Todas estas acções e autorizações são, de facto, completamente injustificáveis sob todos os aspectos. Neste sentido, um relatório do ano 2023 sobre o impacto das aves nativas sobre as vinhas, realizado pela própria Direção Regional do Ambiente [3], chega às seguintes conclusões:

1) Os dados recolhidos sobre as populações destas aves “encontram-se alinhados com os resultados dos censos efetuados em 2022 e com a evolução registada nos mesmos ao longo dos anos”, que não mostram nenhum aumento destas espécies (com excepção da rola-turca).
2) Considera-se que “eventualmente, estará a haver por parte dos produtores uma confusão de identificação entre as espécies pombo-torcaz e pombos-das-rochas”.
3) Não se verifica “a necessidade de controlo de densidade populacional do melro-preto, uma vez que as observações efetuadas não revelam uma expressão relevante”.

Os sucessivos censos realizados entre os anos 2014 e 2022, recolhidos neste mesmo relatório, não deixam nenhuma dúvida. Por exemplo, a ilha do Pico apresenta os menores valores de abundância de pombo-torcaz de toda a região. E isto considerando que a sua abundância nos Açores é, já de si, muito baixa e preocupante. Estas aves, que só têm de forma geral uma cria por ano, apresentam na nossa região taxas de sucesso reprodutivo muito baixas.
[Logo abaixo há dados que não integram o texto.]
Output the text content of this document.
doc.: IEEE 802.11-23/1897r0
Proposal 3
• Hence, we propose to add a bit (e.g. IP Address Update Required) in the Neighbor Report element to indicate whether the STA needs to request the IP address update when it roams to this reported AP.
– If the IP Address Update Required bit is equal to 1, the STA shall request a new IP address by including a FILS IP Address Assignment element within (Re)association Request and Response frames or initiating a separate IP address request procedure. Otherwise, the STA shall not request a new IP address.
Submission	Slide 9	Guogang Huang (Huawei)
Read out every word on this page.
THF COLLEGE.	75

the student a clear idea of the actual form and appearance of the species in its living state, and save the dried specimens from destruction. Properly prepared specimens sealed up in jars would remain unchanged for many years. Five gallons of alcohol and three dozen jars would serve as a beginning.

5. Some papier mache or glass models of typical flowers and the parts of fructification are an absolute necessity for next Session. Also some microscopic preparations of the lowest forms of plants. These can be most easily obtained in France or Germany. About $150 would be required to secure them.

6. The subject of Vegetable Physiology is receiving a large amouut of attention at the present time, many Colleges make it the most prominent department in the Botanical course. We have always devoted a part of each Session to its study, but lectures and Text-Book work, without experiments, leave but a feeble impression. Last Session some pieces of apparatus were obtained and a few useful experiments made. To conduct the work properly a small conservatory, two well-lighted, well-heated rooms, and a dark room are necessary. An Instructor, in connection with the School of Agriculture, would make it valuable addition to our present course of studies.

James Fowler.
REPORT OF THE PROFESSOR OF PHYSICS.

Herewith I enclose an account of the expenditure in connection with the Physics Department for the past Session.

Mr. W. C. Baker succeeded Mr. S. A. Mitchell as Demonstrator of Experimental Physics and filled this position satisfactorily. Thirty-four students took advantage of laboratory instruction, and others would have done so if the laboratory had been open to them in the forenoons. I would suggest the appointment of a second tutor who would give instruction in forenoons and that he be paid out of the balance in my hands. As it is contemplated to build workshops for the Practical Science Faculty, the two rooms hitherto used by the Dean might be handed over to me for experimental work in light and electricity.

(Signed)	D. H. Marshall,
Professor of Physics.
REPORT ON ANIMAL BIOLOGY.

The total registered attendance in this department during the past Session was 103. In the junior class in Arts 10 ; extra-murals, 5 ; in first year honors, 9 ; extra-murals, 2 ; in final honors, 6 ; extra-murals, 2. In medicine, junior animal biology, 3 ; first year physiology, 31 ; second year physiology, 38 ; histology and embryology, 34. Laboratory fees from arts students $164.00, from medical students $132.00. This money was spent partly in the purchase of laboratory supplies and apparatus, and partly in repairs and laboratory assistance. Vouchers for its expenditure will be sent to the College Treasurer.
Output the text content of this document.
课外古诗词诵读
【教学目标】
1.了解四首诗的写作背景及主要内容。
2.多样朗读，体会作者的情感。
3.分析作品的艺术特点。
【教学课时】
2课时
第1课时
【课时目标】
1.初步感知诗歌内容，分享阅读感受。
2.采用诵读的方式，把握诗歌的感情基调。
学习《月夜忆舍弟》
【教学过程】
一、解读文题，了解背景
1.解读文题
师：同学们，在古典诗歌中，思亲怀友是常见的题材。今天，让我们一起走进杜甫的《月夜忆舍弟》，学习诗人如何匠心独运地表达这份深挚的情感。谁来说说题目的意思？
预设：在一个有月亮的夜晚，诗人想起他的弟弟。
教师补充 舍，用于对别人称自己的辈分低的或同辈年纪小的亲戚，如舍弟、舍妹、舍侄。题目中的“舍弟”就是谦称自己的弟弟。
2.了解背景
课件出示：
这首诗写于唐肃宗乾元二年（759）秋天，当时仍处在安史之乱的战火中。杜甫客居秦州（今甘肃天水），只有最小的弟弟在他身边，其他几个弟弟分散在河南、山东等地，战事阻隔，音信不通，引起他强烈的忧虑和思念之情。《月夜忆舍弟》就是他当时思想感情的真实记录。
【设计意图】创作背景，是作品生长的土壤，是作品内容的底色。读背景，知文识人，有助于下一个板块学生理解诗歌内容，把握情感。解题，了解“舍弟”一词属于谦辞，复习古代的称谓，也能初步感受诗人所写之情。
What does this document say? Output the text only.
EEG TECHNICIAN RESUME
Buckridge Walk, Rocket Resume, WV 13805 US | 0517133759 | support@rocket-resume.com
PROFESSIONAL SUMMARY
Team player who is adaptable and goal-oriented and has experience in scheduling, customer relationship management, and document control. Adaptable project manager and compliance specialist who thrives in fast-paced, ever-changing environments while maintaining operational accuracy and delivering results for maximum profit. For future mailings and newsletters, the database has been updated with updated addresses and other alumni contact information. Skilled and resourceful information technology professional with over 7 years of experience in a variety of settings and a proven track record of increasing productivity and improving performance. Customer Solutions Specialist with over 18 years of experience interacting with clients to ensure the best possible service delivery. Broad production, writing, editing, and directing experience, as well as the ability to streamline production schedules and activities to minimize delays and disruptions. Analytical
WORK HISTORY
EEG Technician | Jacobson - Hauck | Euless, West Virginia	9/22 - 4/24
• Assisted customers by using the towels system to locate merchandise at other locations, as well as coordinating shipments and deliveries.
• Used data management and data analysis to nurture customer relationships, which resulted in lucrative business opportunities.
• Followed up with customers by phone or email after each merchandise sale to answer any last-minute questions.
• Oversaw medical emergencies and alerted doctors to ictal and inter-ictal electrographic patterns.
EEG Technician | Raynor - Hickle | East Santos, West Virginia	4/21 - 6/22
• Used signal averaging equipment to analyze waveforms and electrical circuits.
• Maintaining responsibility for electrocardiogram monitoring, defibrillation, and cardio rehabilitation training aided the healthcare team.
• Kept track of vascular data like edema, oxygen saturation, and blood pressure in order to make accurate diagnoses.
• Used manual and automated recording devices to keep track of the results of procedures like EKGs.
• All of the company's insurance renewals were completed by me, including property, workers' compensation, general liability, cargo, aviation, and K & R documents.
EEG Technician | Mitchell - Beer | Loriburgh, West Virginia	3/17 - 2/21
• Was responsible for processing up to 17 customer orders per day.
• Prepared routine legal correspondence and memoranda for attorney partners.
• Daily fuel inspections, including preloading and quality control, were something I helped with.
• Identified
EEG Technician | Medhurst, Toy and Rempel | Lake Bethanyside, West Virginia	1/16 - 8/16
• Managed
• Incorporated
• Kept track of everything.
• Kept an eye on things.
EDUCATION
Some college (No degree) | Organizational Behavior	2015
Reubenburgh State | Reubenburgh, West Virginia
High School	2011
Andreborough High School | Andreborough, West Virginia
Só um em cada dez ovos chega a produzir um juvenil, e, para além disso, mais de metade dos indivíduos juvenis pode não sobreviver ao primeiro ano de vida [4].

Também os diferentes estudos realizados com câmaras sobre os impactos que as aves nativas têm sobre a vinhas não deixam nenhuma dúvida. Os resultados apontam sempre para que estes impactos não são significativos e que, na realidade, os maiores danos são produzidos por espécies exóticas invasoras como a lagartixa-da-Madeira (Teira dugesii), o pardal-doméstico (Passer domesticus) e os ratos (Rattus sp.).

Em conclusão, a vitivinicultura açoriana, seja pela inércia de comportamentos do passado, seja por falsas ideias e desconhecimento da realidade, seja por uma excessiva dependência dos subsídios e a consequente necessidade de salientar todas as perdas, parece estar a ir por um caminho que a pode levar à sua própria ruína. Sem manifestar um constante e escrupuloso respeito pela natureza, que futuro podem aguardar os produtos que são fruto desta atividade tão tradicional e, de facto, tão marcante nas nossas ilhas?





REFERÊNCIAS:
[1] Fontaine R., Silva D. & Gonçalves D. 2018. Biologia reprodutiva do pombo-torcaz dos Açores e o seu impacto nas vinhas –Pico/Faial–2016-2017. CIBIO/InBIO Universidade do Porto.
[2] Despachos 1304/2013, 517/2014, 823/2014, 952/2014, 378/2015, 1057/2015, 1556/2023.
[3] Direção Regional do Ambiente e Alterações Climáticas. 2023. Relatório sobre os estragos causados por espécies de aves selvagens.
[4] Dickens, M. & Neves, V. 2005. Post-breeding density and habitat preferences of the Azores Woodpigeon, Columba palumbus azorica: an inter-island comparison. Arquipélago. Life and Marine Sciences 22A: 61-69.